Prostitution and Artwork

A hat tip to Remus over at Woodpile Report for this item:

None Dare Call it Prostitution (Takimagazine.com)

Indeed, there is an intellectual debate over the moral status of prostitution. In Germany there has been an attempt officially to treat it as just one way of earning a living like any other, but this has rather odd consequences, at least in a welfare state where people receive state benefits when they are unemployed. For if we really believed that prostitution were the same as hospital cleaning or serving in a shop, those who were unemployed could justifiably be forced into prostitution if an opening for a prostitute became available. There was allegedly such a case not long ago in which the social-security system demanded that an unemployed woman take up prostitution, and even if it turned out to be an urban myth the case pointed to the logical consequences of the belief that no moral reprobation attaches to prostitution: not to the prostitutes themselves, not to their customers, and not to the pimps who help bring supplier and customer together.

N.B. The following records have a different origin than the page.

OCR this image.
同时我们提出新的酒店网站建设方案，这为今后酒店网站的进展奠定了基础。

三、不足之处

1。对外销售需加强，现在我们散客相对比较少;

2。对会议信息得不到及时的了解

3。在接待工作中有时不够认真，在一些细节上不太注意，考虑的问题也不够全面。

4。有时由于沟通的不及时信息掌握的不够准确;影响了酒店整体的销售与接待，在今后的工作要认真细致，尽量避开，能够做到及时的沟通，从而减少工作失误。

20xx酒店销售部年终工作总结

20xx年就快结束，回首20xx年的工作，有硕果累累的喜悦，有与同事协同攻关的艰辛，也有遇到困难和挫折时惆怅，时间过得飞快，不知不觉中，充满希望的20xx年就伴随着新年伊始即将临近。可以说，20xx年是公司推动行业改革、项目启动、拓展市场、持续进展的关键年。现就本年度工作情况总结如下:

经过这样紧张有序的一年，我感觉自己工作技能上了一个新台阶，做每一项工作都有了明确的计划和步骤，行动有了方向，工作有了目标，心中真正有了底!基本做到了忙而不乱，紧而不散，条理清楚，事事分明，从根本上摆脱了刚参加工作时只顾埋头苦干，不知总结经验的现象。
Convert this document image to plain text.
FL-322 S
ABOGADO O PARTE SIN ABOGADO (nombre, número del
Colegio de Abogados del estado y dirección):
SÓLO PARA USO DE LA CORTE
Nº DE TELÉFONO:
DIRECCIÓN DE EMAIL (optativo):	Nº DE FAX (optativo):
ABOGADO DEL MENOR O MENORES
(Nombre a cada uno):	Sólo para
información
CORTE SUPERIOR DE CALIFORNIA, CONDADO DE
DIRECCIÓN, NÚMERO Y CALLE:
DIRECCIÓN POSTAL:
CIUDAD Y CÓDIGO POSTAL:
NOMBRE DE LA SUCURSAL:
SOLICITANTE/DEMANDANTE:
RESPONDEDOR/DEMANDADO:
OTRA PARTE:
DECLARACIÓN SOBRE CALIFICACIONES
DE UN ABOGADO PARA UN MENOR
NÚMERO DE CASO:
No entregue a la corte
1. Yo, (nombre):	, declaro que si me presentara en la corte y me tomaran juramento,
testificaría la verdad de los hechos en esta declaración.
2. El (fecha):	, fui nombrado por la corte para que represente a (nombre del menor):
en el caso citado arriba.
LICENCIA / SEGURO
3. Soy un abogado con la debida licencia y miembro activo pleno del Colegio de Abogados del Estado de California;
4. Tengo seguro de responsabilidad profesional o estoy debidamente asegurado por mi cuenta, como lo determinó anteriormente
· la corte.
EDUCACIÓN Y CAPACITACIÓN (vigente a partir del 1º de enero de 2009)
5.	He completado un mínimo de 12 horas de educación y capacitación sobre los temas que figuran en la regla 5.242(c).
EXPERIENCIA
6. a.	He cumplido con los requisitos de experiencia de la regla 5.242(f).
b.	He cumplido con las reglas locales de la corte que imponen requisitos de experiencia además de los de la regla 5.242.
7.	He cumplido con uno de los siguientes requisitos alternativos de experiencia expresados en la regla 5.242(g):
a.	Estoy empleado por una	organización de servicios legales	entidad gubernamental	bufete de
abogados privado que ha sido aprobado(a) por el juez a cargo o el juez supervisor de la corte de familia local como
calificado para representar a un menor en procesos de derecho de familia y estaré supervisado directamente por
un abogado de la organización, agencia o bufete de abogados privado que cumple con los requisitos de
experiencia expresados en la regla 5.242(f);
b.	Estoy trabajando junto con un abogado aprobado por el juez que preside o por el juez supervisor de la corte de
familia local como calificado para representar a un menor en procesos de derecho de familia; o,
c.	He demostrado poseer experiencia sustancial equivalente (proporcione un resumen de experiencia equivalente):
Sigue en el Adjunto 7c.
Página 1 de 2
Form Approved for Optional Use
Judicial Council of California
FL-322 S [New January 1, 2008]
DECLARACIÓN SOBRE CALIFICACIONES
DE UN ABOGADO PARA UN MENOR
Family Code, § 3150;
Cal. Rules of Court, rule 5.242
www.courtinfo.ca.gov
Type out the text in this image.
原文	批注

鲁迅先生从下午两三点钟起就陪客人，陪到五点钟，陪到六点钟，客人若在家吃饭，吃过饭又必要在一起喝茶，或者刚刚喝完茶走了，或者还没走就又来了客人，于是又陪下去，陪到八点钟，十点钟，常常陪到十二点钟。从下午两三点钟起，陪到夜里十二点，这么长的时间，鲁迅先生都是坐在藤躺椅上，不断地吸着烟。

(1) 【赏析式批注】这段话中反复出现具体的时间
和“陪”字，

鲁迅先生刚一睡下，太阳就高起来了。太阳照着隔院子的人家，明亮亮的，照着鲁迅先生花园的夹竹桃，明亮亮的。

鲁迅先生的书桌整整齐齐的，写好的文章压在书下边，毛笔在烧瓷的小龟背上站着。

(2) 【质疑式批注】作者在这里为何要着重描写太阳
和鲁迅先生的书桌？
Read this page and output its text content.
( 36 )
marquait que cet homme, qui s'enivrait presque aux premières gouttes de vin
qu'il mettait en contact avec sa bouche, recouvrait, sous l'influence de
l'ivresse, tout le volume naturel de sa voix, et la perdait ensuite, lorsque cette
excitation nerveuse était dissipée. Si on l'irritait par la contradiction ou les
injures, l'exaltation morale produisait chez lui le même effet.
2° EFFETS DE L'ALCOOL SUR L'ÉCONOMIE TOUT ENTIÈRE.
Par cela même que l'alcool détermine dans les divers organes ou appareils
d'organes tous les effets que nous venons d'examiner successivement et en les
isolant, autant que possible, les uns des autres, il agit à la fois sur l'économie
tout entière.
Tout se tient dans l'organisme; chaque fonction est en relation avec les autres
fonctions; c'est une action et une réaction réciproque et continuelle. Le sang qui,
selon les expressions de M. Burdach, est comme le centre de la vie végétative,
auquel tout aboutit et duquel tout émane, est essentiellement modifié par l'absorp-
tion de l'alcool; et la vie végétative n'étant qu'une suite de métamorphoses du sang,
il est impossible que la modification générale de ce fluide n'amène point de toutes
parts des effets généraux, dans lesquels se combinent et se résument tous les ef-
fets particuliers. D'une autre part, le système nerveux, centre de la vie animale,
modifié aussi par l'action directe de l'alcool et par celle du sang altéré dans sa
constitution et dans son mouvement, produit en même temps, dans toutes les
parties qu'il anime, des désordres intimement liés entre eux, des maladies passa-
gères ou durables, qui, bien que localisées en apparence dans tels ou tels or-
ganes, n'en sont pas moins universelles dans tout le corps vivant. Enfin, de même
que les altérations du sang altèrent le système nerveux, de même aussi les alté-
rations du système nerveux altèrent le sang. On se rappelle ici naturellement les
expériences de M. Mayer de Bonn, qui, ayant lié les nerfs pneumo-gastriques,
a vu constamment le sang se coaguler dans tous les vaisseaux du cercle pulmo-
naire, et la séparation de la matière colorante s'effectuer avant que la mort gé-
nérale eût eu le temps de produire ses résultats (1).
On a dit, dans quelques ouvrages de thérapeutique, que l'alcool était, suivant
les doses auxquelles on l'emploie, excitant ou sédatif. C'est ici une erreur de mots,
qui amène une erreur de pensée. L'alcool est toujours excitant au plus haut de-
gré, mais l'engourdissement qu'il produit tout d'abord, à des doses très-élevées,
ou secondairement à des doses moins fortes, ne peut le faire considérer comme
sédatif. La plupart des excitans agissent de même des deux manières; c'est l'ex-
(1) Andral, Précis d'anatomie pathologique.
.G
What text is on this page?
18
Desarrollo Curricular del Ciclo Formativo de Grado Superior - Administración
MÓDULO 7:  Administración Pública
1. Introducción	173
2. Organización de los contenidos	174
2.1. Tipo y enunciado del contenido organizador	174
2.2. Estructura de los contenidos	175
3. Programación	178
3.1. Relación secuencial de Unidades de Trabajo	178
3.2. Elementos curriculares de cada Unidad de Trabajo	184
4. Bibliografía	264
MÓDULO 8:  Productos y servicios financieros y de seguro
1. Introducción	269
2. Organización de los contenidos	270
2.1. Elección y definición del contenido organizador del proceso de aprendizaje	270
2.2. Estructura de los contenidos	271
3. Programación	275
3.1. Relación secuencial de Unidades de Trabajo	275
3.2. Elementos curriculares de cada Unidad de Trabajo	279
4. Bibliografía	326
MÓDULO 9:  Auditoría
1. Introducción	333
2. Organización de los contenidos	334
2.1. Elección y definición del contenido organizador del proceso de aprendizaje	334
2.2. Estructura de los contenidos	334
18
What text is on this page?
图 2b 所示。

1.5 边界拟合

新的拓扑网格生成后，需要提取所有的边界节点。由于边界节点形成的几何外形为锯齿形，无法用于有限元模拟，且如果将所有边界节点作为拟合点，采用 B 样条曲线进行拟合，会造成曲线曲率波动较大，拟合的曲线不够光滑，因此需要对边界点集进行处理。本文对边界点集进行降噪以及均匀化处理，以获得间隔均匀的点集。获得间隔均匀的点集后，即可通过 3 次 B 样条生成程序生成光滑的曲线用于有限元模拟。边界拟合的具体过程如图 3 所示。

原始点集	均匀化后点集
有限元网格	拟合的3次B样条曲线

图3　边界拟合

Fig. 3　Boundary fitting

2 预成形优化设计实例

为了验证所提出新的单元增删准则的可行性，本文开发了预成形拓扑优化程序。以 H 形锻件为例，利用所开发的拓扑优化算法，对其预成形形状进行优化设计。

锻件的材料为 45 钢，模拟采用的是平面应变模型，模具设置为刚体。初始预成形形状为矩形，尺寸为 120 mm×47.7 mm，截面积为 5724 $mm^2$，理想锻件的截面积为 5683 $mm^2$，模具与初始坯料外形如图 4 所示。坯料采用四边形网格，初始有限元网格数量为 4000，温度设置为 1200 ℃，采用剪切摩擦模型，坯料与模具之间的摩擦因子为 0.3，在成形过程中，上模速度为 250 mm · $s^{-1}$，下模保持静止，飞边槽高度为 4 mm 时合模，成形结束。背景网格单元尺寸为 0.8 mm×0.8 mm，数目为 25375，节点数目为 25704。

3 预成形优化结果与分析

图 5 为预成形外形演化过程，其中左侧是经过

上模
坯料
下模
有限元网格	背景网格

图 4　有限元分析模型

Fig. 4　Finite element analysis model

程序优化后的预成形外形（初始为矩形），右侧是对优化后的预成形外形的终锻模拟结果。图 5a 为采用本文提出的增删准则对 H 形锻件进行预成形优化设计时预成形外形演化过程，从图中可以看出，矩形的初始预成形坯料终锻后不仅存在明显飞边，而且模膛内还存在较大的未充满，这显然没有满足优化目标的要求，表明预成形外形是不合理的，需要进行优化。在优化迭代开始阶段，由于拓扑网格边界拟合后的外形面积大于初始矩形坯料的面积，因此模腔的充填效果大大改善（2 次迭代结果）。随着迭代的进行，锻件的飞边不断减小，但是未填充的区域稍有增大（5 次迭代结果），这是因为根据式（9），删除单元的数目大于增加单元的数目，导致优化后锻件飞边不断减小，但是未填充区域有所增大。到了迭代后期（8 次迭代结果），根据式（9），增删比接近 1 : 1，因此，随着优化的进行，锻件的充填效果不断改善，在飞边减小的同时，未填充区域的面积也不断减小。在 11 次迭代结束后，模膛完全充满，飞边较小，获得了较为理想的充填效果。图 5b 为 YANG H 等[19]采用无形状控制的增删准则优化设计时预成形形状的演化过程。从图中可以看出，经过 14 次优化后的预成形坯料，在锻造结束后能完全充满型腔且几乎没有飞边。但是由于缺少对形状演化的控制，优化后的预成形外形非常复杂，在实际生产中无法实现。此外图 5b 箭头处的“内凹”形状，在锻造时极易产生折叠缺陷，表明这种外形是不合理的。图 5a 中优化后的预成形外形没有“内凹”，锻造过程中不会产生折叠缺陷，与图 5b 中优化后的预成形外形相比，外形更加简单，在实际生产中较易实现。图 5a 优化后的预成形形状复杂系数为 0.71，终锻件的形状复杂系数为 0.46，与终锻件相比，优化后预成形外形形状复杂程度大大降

I read this aloud to Belladonna and her reaction was:  "The underlying implication is that my body belongs to the State if the State can force me into prostitution.  I guess that is another vote for prostitution being 'anti-woman'".

Artwork


The stock market shows many signs of being a bubble.  The "smart" money is becoming desperate to diversify their portfolios in case/when the market pukes. Other money is simply spilling over into alternative markets.

The stock market is popular for several reasons.
  1. The S.E.C. provides some degree of oversight and uniformity in reporting/documentation
  2. The market is liquid.  If you want to sell your assets today, they will get sold today with little or no haircut.  You cannot say that about your house.
  3. The market is HUGE.  In ordinary times, individual buyers cannot drive the market up with buying or cause it to tank when they sell.
One of the assets that is benefiting from money's flight from traditional assets is artwork.  The art market has none of the advantages listed above.

Prices bid for artwork (some of dubious merit) have become astronomical.

My belief is that people who always fight human nature end up getting punched in the nose.  Therefore, I am going to flow with this trend.

Therefore, I am granting my readership first-bid on some primitive folk art:  A banner that functions as a road sign to compel drivers to "slow down".

Three minutes of work, a paper lunch bag, two round dots of reflex tape and 24 inches of baling twine.  It ought to be worth $12,500 in today's market.